For all this information to be useful, it has to be organized. That is where data analytics comes into play. This evolving field has now merged with behavioral psychology models that predict how various personality types react to triggers. Data culled from Facebook, for example, including from those psychological quizzes people love to take, produces profiles that are useful for persuading people to do things.
And that is exactly what the Trump campaign did and is planning to continue doing. Through the influence of Steve Bannon and funded by hedge-fund billionaire Robert Mercer, a contract was given to Cambridge Analytica, a British data analysis firm that also played a role in the Brexit referendum. Mercer and his daughter Rebekah, also a major money player, were the connection to Bannon and Kellyanne Conway. Lots of money flowed from their super PAC Make America Number One.
When Paul Manafort was fired and the Conway-Bannon team took over, the campaign shifted its emphasis to social media, using Cambridge Analytica technologies. Individually targeted and emotionally charged information was fed back to likely Trump supporters via Twitter or links on Facebook feeds. Distorted and vicious anti-Hillary stories and any other fear-mongering misinformation that served their purposes became the Trump campaign. Trump rallies restated key words and phrases and the hypnotic trance was sealed.
These tactics have solidified a Trump base of voters who are immune to truth, objectivity or facts. As disagreeable as it is to watch a Trump rally or Sean Hannity interviewing Kellyanne Conway, if you take a look at these events, you can see the hypnotic trance that his fans are locked in. An interesting Facebook account from a local evangelical pastor named Joel Tooley who attended the recent Florida rally described it as “demonic.” (You can search for this on the internet; I republished it on my Facebook page.)

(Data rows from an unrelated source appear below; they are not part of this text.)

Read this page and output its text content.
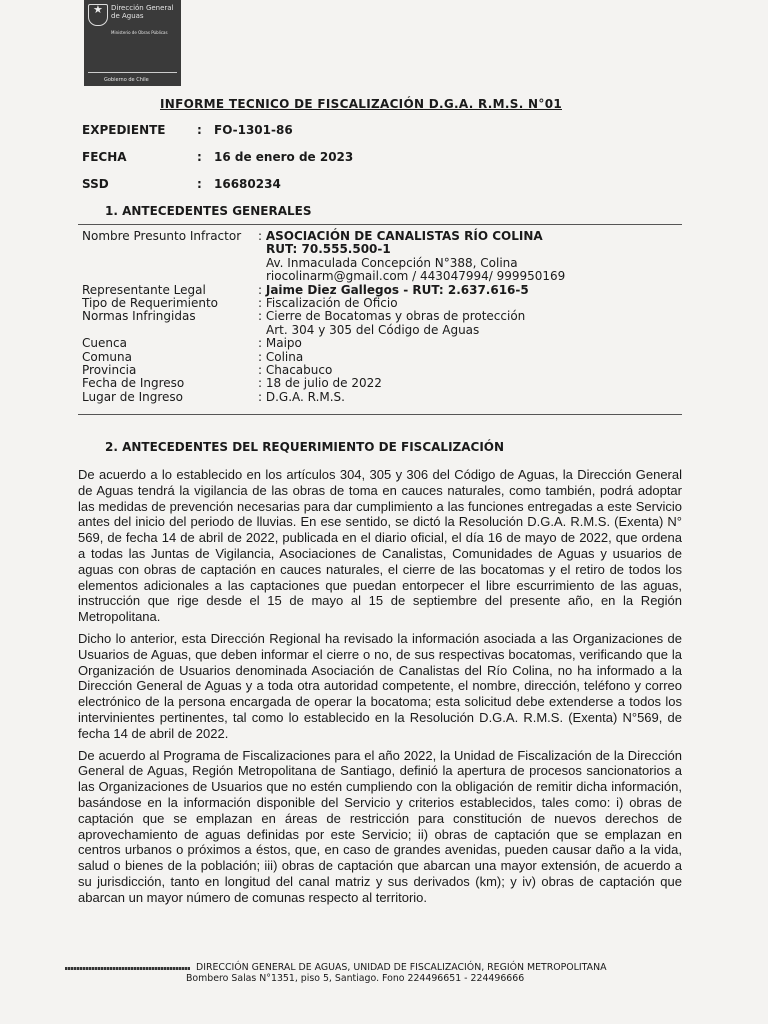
★ Dirección General de Aguas
Ministerio de Obras Públicas
Gobierno de Chile
INFORME TECNICO DE FISCALIZACIÓN D.G.A. R.M.S. N°01
EXPEDIENTE	: FO-1301-86
FECHA	: 16 de enero de 2023
SSD	: 16680234
1. ANTECEDENTES GENERALES
Nombre Presunto Infractor	: ASOCIACIÓN DE CANALISTAS RÍO COLINA
RUT: 70.555.500-1
Av. Inmaculada Concepción N°388, Colina
riocolinarm@gmail.com / 443047994/ 999950169
Representante Legal	: Jaime Diez Gallegos - RUT: 2.637.616-5
Tipo de Requerimiento	: Fiscalización de Oficio
Normas Infringidas	: Cierre de Bocatomas y obras de protección
Art. 304 y 305 del Código de Aguas
Cuenca	: Maipo
Comuna	: Colina
Provincia	: Chacabuco
Fecha de Ingreso	: 18 de julio de 2022
Lugar de Ingreso	: D.G.A. R.M.S.
2. ANTECEDENTES DEL REQUERIMIENTO DE FISCALIZACIÓN

De acuerdo a lo establecido en los artículos 304, 305 y 306 del Código de Aguas, la Dirección General de Aguas tendrá la vigilancia de las obras de toma en cauces naturales, como también, podrá adoptar las medidas de prevención necesarias para dar cumplimiento a las funciones entregadas a este Servicio antes del inicio del periodo de lluvias. En ese sentido, se dictó la Resolución D.G.A. R.M.S. (Exenta) N° 569, de fecha 14 de abril de 2022, publicada en el diario oficial, el día 16 de mayo de 2022, que ordena a todas las Juntas de Vigilancia, Asociaciones de Canalistas, Comunidades de Aguas y usuarios de aguas con obras de captación en cauces naturales, el cierre de las bocatomas y el retiro de todos los elementos adicionales a las captaciones que puedan entorpecer el libre escurrimiento de las aguas, instrucción que rige desde el 15 de mayo al 15 de septiembre del presente año, en la Región Metropolitana.

Dicho lo anterior, esta Dirección Regional ha revisado la información asociada a las Organizaciones de Usuarios de Aguas, que deben informar el cierre o no, de sus respectivas bocatomas, verificando que la Organización de Usuarios denominada Asociación de Canalistas del Río Colina, no ha informado a la Dirección General de Aguas y a toda otra autoridad competente, el nombre, dirección, teléfono y correo electrónico de la persona encargada de operar la bocatoma; esta solicitud debe extenderse a todos los intervinientes pertinentes, tal como lo establecido en la Resolución D.G.A. R.M.S. (Exenta) N°569, de fecha 14 de abril de 2022.

De acuerdo al Programa de Fiscalizaciones para el año 2022, la Unidad de Fiscalización de la Dirección General de Aguas, Región Metropolitana de Santiago, definió la apertura de procesos sancionatorios a las Organizaciones de Usuarios que no estén cumpliendo con la obligación de remitir dicha información, basándose en la información disponible del Servicio y criterios establecidos, tales como: i) obras de captación que se emplazan en áreas de restricción para constitución de nuevos derechos de aprovechamiento de aguas definidas por este Servicio; ii) obras de captación que se emplazan en centros urbanos o próximos a éstos, que, en caso de grandes avenidas, pueden causar daño a la vida, salud o bienes de la población; iii) obras de captación que abarcan una mayor extensión, de acuerdo a su jurisdicción, tanto en longitud del canal matriz y sus derivados (km); y iv) obras de captación que abarcan un mayor número de comunas respecto al territorio.

DIRECCIÓN GENERAL DE AGUAS, UNIDAD DE FISCALIZACIÓN, REGIÓN METROPOLITANA
Bombero Salas N°1351, piso 5, Santiago. Fono 224496651 - 224496666
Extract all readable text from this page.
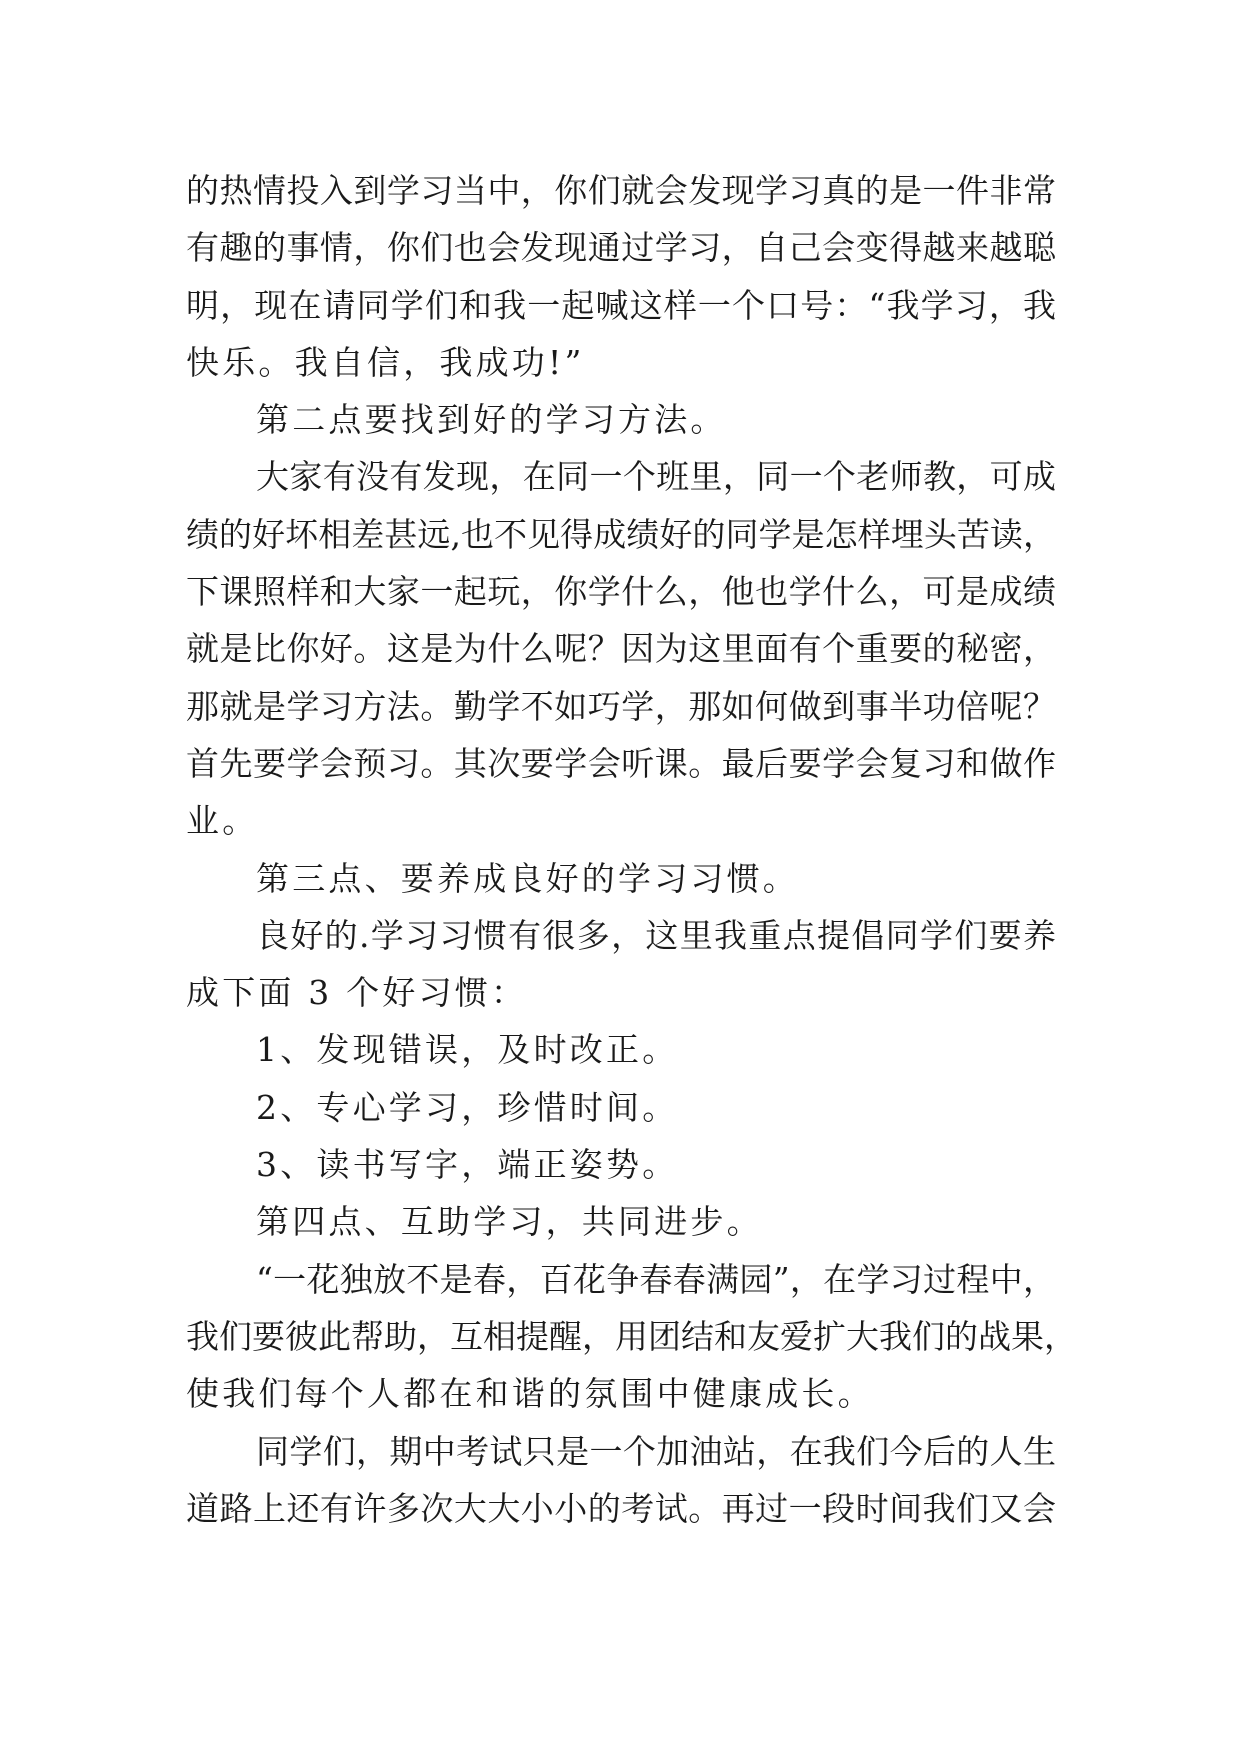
的热情投入到学习当中，你们就会发现学习真的是一件非常
有趣的事情，你们也会发现通过学习，自己会变得越来越聪
明，现在请同学们和我一起喊这样一个口号：“我学习，我
快乐。我自信，我成功!”
第二点要找到好的学习方法。
大家有没有发现，在同一个班里，同一个老师教，可成
绩的好坏相差甚远,也不见得成绩好的同学是怎样埋头苦读，
下课照样和大家一起玩，你学什么，他也学什么，可是成绩
就是比你好。这是为什么呢？因为这里面有个重要的秘密，
那就是学习方法。勤学不如巧学，那如何做到事半功倍呢？
首先要学会预习。其次要学会听课。最后要学会复习和做作
业。
第三点、要养成良好的学习习惯。
良好的.学习习惯有很多，这里我重点提倡同学们要养
成下面 3 个好习惯：
1、发现错误，及时改正。
2、专心学习，珍惜时间。
3、读书写字，端正姿势。
第四点、互助学习，共同进步。
“一花独放不是春，百花争春春满园”，在学习过程中，
我们要彼此帮助，互相提醒，用团结和友爱扩大我们的战果，
使我们每个人都在和谐的氛围中健康成长。
同学们，期中考试只是一个加油站，在我们今后的人生
道路上还有许多次大大小小的考试。再过一段时间我们又会
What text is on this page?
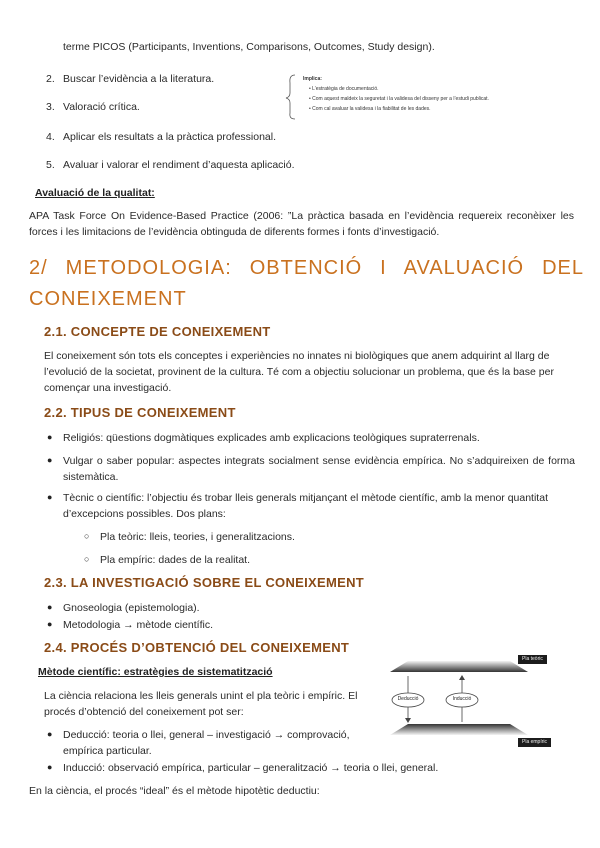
terme PICOS (Participants, Inventions, Comparisons, Outcomes, Study design).
2. Buscar l’evidència a la literatura.
3. Valoració crítica.
4. Aplicar els resultats a la pràctica professional.
5. Avaluar i valorar el rendiment d’aquesta aplicació.
Implica:
• L’estratègia de documentació.
• Com aquest maldeix la seguretat i la validesa del disseny per a l’estudi publicat.
• Com cal avaluar la validesa i la fiabilitat de les dades.
Avaluació de la qualitat:
APA Task Force On Evidence-Based Practice (2006: ”La pràctica basada en l’evidència requereix reconèixer les forces i les limitacions de l’evidència obtinguda de diferents formes i fonts d’investigació.
2/ METODOLOGIA: OBTENCIÓ I AVALUACIÓ DEL CONEIXEMENT
2.1. CONCEPTE DE CONEIXEMENT
El coneixement són tots els conceptes i experiències no innates ni biològiques que anem adquirint al llarg de l’evolució de la societat, provinent de la cultura. Té com a objectiu solucionar un problema, que és la base per començar una investigació.
2.2. TIPUS DE CONEIXEMENT
● Religiós: qüestions dogmàtiques explicades amb explicacions teològiques supraterrenals.
● Vulgar o saber popular: aspectes integrats socialment sense evidència empírica. No s’adquireixen de forma sistemàtica.
● Tècnic o científic: l’objectiu és trobar lleis generals mitjançant el mètode científic, amb la menor quantitat d’excepcions possibles. Dos plans:
○ Pla teòric: lleis, teories, i generalitzacions.
○ Pla empíric: dades de la realitat.
2.3. LA INVESTIGACIÓ SOBRE EL CONEIXEMENT
● Gnoseologia (epistemologia).
● Metodologia → mètode científic.
2.4. PROCÉS D’OBTENCIÓ DEL CONEIXEMENT
Mètode científic: estratègies de sistematització
La ciència relaciona les lleis generals unint el pla teòric i empíric. El procés d’obtenció del coneixement pot ser:
● Deducció: teoria o llei, general – investigació → comprovació, empírica particular.
● Inducció: observació empírica, particular – generalització → teoria o llei, general.
En la ciència, el procés “ideal” és el mètode hipotètic deductiu:
Deducció	Inducció
Pla teòric
Pla empíric
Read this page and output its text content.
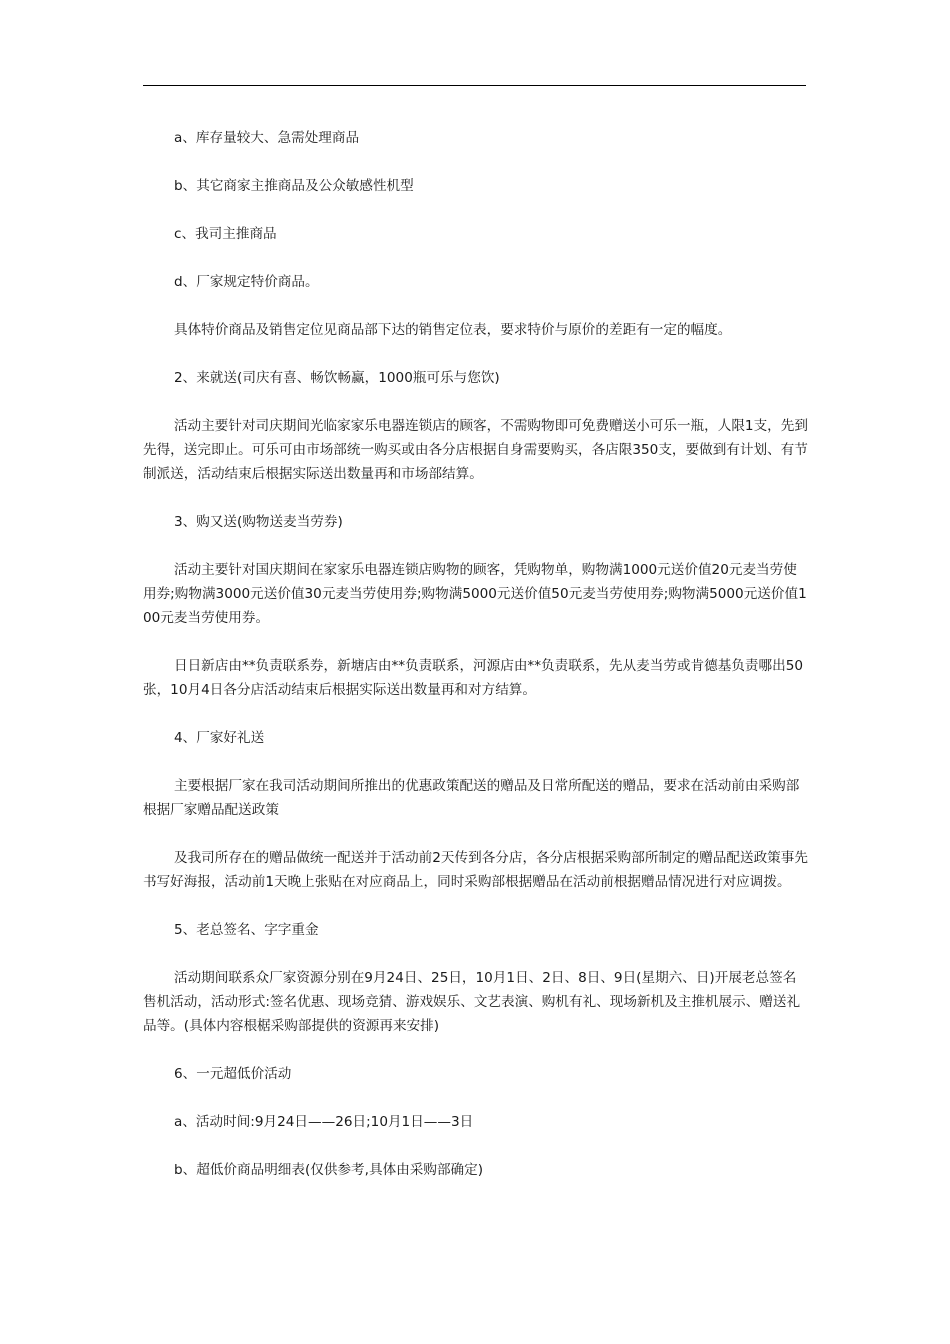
a、库存量较大、急需处理商品

b、其它商家主推商品及公众敏感性机型

c、我司主推商品

d、厂家规定特价商品。

具体特价商品及销售定位见商品部下达的销售定位表，要求特价与原价的差距有一定的幅度。

2、来就送(司庆有喜、畅饮畅赢，1000瓶可乐与您饮)

活动主要针对司庆期间光临家家乐电器连锁店的顾客，不需购物即可免费赠送小可乐一瓶，人限1支，先到先得，送完即止。可乐可由市场部统一购买或由各分店根据自身需要购买，各店限350支，要做到有计划、有节制派送，活动结束后根据实际送出数量再和市场部结算。

3、购又送(购物送麦当劳券)

活动主要针对国庆期间在家家乐电器连锁店购物的顾客，凭购物单，购物满1000元送价值20元麦当劳使用券;购物满3000元送价值30元麦当劳使用券;购物满5000元送价值50元麦当劳使用券;购物满5000元送价值100元麦当劳使用券。

日日新店由**负责联系券，新塘店由**负责联系，河源店由**负责联系，先从麦当劳或肯德基负责哪出50张，10月4日各分店活动结束后根据实际送出数量再和对方结算。

4、厂家好礼送

主要根据厂家在我司活动期间所推出的优惠政策配送的赠品及日常所配送的赠品，要求在活动前由采购部根据厂家赠品配送政策

及我司所存在的赠品做统一配送并于活动前2天传到各分店，各分店根据采购部所制定的赠品配送政策事先书写好海报，活动前1天晚上张贴在对应商品上，同时采购部根据赠品在活动前根据赠品情况进行对应调拨。

5、老总签名、字字重金

活动期间联系众厂家资源分别在9月24日、25日，10月1日、2日、8日、9日(星期六、日)开展老总签名售机活动，活动形式:签名优惠、现场竞猜、游戏娱乐、文艺表演、购机有礼、现场新机及主推机展示、赠送礼品等。(具体内容根椐采购部提供的资源再来安排)

6、一元超低价活动

a、活动时间:9月24日——26日;10月1日——3日

b、超低价商品明细表(仅供参考,具体由采购部确定)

The long-term significance of these tactics is now playing out with the President and his team. The blatant attack on the respectable media, now labeled “the enemy of the American people,” may seem laughable, but it is also a very calculated phase of the overall Trump mind control plan. He gave his followers a bulwark against any critical analysis of his reckless plans, political business intrigues and compromising Russian alliances. Truth is fake news; fake news is truth. Welcome to 1984.
It is a grim time to be a warrior for truth. We’ve been blindsided by sophisticated artificial intelligence technology that harvests voters’ fears and discontents and repackages them as hypnotic chants. In the campaign, this same technology had us in constant reactionary mode, overly obsessed by the emperor in his new clothes and oblivious to the dark machinations that got him there. While we watched the Punch and Judy show, the election was being stolen.
Now we need to wake up, pay attention and refine our strategies. For those of you so inclined, start researching the topics mentioned here. Get to know this cast of characters and how they penetrate Trump’s team.
All is not in harmony behind the scenes, so we can expect some interesting back-stabbing. With a few possible exceptions, they are all opportunists with self-serving agendas. Some, like Bannon and the Mercers, are ideologues with grand theories they want to implement. Trump is their populist vehicle—it’s a creepy alliance, to say the least.
Meanwhile, outside of that toxic environment, there are decent political people who are trying to preserve selfless goals on behalf of humanity and the planet. We need to reinforce the goodness that shows up, wherever it shows up. We also need to realize that big data is not all the data there is, by a long shot. The intelligence of the universe is a real phenomenon. The intelligence of the heart is stronger than programmed behavior based on fear.
The worldwide Women’s March of Jan. 21 was a natural uprising from the heart. The signs, like the hats, were soulfully handmade outside the reach of digital technology. The human interactions were natural and peaceable and buoyant.
The humor that co-exists with the trauma is a sign of health in the body politic. To be effective spiritual warriors, we have to feed the goodness while we commit to the valor of resistance. We are not destroying an enemy; we are birthing a new age of healing and freedom. We have destiny on our side and we will succeed.
Elizabeth Whitney is a West Marin journalist and researcher.